The differences between Lacanian psychoanalysis and Freudian psychoanalysis mainly occur due to the attempt of Jacques Lacan to expand upon the former. He believed that these additions to Freudian psychoanalysis would help to strengthen it, and thus restore some of the ideas of Freud that had fallen out of fashion. These additions included:
  1. Mirror Stage
The mirror stage is the first significant stage in the development of an infant. It occurs around the ages of six to eighteen months, and it happens when the young child learns to recognise their own reflection in a mirror. Infants develop a sense of alienation due to the difference between how they perceive themselves in the mirror, and the way they feel about themselves (the ideal ‘I’). This leads to an internal conflict that can only be resolved by the child identifying with the mirror image, but for the rest of their life the person will strive to become the ideal ‘I’.
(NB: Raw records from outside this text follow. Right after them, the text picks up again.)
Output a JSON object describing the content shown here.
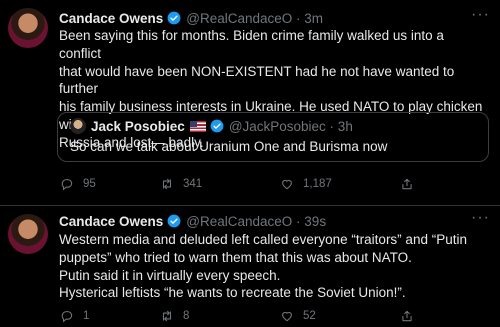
{
  "tweets": [
    {
      "author": "Candace Owens",
      "handle": "@RealCandaceO · 3m",
      "text_lines": [
        "Been saying this for months. Biden crime family walked us into a conflict",
        "that would have been NON-EXISTENT had he not have wanted to further",
        "his family business interests in Ukraine. He used NATO to play chicken with",
        "Russia and lost— badly."
      ],
      "quote": {
        "author": "Jack Posobiec",
        "handle": "@JackPosobiec · 3h",
        "text": "So can we talk about Uranium One and Burisma now"
      },
      "actions": {
        "replies": "95",
        "retweets": "341",
        "likes": "1,187"
      }
    },
    {
      "author": "Candace Owens",
      "handle": "@RealCandaceO · 39s",
      "text_lines": [
        "Western media and deluded left called everyone “traitors” and “Putin",
        "puppets” who tried to warn them that this was about NATO.",
        "Putin said it in virtually every speech.",
        "Hysterical leftists “he wants to recreate the Soviet Union!”."
      ],
      "actions": {
        "replies": "1",
        "retweets": "8",
        "likes": "52"
      }
    }
  ],
  "icons": {
    "more": "more-horizontal-icon",
    "verified": "verified-badge-icon",
    "reply": "reply-icon",
    "retweet": "retweet-icon",
    "like": "heart-icon",
    "share": "share-icon"
  },
  "colors": {
    "background": "#000000",
    "text": "#e7e9ea",
    "muted": "#71767b",
    "verified": "#1d9bf0"
  }
}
The differences between Lacan's mirror stage and Freud's narcissism are paradigmatic of the differences between their theories of the unconscious, of sexuality, of the ego, id, and superego, of the Oedipus and castration complexes, the nature of therapy, and their understanding of man's relation to language and culture. By redefining the key Freudian concepts, Lacan serves Freudian theory from its roots in Enlightenment rational individualism and deploys them to serve a version of pre-Enlightenment authoritarianism.
  1. The Three Orders
Lacan expanded upon the tripartite model of Freud (the conscious, pre-conscious, and sub-conscious), and he talks about the symbolic order, imaginary order, and the Real. The symbolic order is a linguistic dimension, the imaginary order is a field of imagery and deception, and the Real is the unconscious that is mysterious because it remains hidden.

However, Lacan has been criticized in theorizing of sexuality and unconscious, as well as the limitations of his use of linguistics. The structuring of the unconscious and tying it to language is criticized as simplification and subversion. Many critics have pointed out that the unconscious is highly symbolic and resistant to syntax. Reformulating Freud's unconscious/conscious dualism as a linguistic relationship is a bridge too far.